Municipal bonds underperformed Treasuries, ultimately succumbing to the combined weight of negative sentiment and rich valuations. Early in the quarter, municipal bonds appeared set to enjoy one of their typically strong summers, driven by the technical tailwinds of low issuance and heavy rollover demand. In fact, in July, mutual fund flows turned positive for just the second time in the prior 18 months. But that momentum wouldn’t last. By mid-August, stretched valuations had made the market vulnerable to any signs of weakness. When Treasury yields continued to march higher, there was little cushion to absorb the hit to prices. By the time the September FOMC sparked another leg down in the broader market, municipal bond investors had endured enough. The bid side of the street evaporated amid an uptick in supply and the tax-exempt curve gapped higher. Ten-year AAA yields jumped 89 basis points over the quarter, reaching levels not seen since 2009. The rise in rates resurrected long-dormant risks that will need to be managed. Those who haven’t had to understand extension risk or de minimis-adjusted yield calculations will be at a disadvantage. With risks, however, come opportunities, and this summer’s correction promises to be no different.
The third quarter was a tale of two completely different trading environments. July saw a continuation of the first half of the year where light issuance and heavy demand made sourcing bonds extremely difficult. Sellers were reluctant to part with paper, knowing it would be nearly impossible to find suitable replacements. But as the quarter progressed, the combination of rising rates and a pickup in issuance began to negatively influence sentiment. By September, with yields gapping higher in double-digit increments on a daily basis, the market was in full selloff mode and opportunities to find value became readily available. New issues had to price cheaply to account for the increased volatility and the secondary market followed suit. Purchase yields often topped 4%, something we haven’t seen in a while. As we enter the fourth quarter, we will continue to look for ways to exploit the ever-changing yields in a trading environment that just got a whole lot more interesting.

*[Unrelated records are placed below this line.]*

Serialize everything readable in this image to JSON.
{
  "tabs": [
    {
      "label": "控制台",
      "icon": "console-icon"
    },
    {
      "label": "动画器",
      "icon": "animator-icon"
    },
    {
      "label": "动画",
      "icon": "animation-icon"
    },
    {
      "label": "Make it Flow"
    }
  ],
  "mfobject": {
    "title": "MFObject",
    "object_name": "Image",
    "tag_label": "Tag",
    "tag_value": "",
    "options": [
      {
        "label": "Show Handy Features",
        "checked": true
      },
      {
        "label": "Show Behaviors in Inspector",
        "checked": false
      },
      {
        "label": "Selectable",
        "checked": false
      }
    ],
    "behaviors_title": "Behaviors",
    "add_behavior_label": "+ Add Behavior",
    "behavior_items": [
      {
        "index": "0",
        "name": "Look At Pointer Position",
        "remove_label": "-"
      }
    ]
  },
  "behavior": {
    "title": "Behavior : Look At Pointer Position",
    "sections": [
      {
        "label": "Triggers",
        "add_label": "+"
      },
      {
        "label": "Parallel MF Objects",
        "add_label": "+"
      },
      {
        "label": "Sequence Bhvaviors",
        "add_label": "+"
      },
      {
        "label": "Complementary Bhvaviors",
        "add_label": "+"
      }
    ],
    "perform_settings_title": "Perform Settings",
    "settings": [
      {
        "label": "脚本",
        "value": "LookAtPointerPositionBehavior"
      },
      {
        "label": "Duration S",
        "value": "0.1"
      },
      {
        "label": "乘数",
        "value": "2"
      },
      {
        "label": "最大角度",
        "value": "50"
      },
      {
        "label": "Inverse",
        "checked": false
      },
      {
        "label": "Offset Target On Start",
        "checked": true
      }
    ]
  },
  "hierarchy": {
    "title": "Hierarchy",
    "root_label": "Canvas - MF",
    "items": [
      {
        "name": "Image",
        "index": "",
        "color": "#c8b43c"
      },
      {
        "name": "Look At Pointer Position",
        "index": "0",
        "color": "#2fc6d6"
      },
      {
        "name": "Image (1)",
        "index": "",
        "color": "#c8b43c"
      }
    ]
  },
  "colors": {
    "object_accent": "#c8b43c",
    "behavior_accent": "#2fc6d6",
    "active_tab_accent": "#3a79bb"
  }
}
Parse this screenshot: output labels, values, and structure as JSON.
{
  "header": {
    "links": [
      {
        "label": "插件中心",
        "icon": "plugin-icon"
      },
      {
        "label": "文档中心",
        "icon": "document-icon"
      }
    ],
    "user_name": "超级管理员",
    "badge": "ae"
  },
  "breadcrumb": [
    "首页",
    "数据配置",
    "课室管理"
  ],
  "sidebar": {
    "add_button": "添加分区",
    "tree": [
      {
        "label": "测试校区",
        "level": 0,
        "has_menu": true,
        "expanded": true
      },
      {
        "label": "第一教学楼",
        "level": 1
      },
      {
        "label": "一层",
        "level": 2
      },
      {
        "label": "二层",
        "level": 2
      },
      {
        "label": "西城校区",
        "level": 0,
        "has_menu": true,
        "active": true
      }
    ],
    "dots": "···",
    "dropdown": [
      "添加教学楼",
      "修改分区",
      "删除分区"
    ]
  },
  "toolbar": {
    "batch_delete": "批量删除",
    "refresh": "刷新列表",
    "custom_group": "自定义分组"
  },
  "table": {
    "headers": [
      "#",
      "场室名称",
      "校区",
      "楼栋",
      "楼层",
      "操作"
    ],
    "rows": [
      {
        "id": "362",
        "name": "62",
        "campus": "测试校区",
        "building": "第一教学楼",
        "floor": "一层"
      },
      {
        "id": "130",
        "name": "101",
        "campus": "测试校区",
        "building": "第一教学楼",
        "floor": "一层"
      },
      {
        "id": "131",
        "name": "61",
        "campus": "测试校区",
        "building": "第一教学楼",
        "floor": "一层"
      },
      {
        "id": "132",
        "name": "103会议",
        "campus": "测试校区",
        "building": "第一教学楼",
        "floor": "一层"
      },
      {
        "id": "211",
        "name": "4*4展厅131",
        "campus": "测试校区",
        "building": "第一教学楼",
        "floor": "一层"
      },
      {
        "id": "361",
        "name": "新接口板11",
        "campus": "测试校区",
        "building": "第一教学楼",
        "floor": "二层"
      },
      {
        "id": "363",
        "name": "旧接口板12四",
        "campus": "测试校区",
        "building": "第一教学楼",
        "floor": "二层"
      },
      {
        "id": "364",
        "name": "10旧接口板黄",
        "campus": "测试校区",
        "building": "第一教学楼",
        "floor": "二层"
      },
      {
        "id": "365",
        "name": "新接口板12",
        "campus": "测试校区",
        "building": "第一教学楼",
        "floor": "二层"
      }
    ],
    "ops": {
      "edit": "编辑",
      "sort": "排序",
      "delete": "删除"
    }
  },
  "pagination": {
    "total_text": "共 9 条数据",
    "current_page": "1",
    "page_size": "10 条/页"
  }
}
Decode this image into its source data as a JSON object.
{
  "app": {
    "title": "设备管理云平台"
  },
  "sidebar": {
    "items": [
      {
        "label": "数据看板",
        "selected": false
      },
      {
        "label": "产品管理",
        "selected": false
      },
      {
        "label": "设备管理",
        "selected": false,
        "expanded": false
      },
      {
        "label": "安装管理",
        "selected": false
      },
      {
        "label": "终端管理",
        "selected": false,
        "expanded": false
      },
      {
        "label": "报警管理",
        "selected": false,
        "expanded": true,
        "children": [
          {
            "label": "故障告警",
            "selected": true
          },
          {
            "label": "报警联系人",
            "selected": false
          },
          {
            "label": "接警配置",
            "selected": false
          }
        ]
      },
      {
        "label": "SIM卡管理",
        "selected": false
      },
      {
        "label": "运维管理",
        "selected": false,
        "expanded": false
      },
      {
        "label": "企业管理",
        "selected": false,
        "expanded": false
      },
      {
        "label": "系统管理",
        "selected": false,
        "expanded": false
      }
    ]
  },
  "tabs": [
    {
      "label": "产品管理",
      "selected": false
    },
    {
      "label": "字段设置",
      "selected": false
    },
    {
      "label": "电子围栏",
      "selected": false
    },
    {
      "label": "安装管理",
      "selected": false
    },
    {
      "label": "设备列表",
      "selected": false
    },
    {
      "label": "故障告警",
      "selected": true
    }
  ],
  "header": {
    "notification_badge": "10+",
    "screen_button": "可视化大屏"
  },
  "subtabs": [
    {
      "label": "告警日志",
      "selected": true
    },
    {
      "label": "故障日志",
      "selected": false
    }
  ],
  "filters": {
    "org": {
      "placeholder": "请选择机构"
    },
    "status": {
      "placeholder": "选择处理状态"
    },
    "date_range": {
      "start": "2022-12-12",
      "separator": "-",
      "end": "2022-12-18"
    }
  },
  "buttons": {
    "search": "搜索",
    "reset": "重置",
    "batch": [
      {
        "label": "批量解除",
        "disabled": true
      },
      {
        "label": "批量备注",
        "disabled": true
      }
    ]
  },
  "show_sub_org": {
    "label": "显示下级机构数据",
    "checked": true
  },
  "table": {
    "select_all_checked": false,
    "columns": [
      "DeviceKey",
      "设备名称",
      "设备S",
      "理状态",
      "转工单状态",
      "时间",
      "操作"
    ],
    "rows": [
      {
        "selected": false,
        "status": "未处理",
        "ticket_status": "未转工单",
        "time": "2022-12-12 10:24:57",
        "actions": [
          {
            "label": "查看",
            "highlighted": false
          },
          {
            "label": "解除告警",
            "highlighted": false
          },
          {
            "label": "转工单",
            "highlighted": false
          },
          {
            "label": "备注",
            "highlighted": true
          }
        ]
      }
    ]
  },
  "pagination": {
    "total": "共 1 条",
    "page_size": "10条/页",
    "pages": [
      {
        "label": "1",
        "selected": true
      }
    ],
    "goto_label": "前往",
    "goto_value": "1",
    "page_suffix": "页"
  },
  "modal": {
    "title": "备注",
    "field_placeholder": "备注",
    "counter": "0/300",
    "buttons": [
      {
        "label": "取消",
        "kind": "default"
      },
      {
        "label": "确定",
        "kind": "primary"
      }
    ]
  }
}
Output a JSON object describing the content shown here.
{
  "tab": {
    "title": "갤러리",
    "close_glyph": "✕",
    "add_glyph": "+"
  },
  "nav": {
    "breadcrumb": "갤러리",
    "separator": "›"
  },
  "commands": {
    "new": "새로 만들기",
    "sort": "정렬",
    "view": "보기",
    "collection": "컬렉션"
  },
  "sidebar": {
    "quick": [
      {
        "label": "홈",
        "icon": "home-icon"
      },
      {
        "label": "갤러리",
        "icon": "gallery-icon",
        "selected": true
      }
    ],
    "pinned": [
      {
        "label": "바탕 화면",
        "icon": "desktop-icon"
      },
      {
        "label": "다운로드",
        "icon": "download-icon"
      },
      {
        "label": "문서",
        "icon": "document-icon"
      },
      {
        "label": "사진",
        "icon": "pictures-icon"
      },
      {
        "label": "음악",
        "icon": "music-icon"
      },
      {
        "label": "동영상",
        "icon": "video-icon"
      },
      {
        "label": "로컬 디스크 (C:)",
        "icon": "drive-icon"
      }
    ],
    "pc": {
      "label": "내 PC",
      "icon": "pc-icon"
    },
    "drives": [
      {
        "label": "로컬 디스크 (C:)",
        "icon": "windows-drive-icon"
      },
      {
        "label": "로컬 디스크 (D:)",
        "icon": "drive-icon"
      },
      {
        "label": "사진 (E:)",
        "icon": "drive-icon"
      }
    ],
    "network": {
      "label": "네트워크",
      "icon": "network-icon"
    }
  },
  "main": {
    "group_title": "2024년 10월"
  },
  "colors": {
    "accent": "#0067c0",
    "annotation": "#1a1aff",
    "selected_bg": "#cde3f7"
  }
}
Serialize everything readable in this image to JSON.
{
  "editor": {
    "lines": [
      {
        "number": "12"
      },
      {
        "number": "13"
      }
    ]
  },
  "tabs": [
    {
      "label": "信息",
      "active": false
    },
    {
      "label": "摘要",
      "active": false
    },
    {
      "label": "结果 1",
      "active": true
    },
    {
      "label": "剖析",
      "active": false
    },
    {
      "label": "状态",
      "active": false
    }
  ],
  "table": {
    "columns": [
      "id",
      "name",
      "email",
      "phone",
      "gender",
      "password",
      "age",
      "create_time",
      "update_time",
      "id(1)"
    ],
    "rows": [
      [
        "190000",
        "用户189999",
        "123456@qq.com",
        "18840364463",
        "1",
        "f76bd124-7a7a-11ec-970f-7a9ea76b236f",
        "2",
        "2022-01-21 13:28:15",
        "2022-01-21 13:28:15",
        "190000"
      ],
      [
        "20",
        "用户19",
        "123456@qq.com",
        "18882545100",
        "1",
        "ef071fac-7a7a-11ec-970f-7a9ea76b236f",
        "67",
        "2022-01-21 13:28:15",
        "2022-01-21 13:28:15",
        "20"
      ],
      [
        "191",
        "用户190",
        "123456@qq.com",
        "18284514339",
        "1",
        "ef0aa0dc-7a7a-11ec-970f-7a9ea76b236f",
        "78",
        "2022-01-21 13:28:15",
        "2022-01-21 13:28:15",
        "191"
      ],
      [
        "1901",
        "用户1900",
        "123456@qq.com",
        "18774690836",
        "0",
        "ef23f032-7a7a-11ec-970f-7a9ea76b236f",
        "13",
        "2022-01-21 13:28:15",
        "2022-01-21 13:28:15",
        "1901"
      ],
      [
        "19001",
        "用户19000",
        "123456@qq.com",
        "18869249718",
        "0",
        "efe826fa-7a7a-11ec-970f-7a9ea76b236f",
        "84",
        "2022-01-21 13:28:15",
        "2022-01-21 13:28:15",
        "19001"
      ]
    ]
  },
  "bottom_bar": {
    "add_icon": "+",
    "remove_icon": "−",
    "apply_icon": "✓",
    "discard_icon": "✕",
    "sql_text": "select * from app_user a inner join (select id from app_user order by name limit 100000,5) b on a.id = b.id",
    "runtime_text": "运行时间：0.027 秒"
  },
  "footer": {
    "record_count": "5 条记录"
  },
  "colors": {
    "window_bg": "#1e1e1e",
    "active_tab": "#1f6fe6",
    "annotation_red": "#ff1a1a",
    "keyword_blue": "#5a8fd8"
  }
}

The outlook for the municipal bond market has improved considerably. The steep inversion in the front half of the curve has become much less severe and relative value ratios begin the new quarter at their cheapest levels of the year. Nominal yields have pushed to decade-plus highs, creating attractive entry points all along the curve. Fundamental credit quality remains solid, with states budgeting for only modest revenue reductions after two years of record collections. States have a proven track record of managing through economic slowdowns and this time around will have the added benefit of sitting on the largest pile of cash reserves ever. October’s history of market volatility may create additional opportunities, especially as investors attempt to handicap the reaction function of a data-dependent Fed. While most view a higher rate environment as something to avoid or protect against, the bigger danger, even under current circumstances, is reinvestment risk. Elevated yields should be embraced and locked in, because you never know when they will be gone.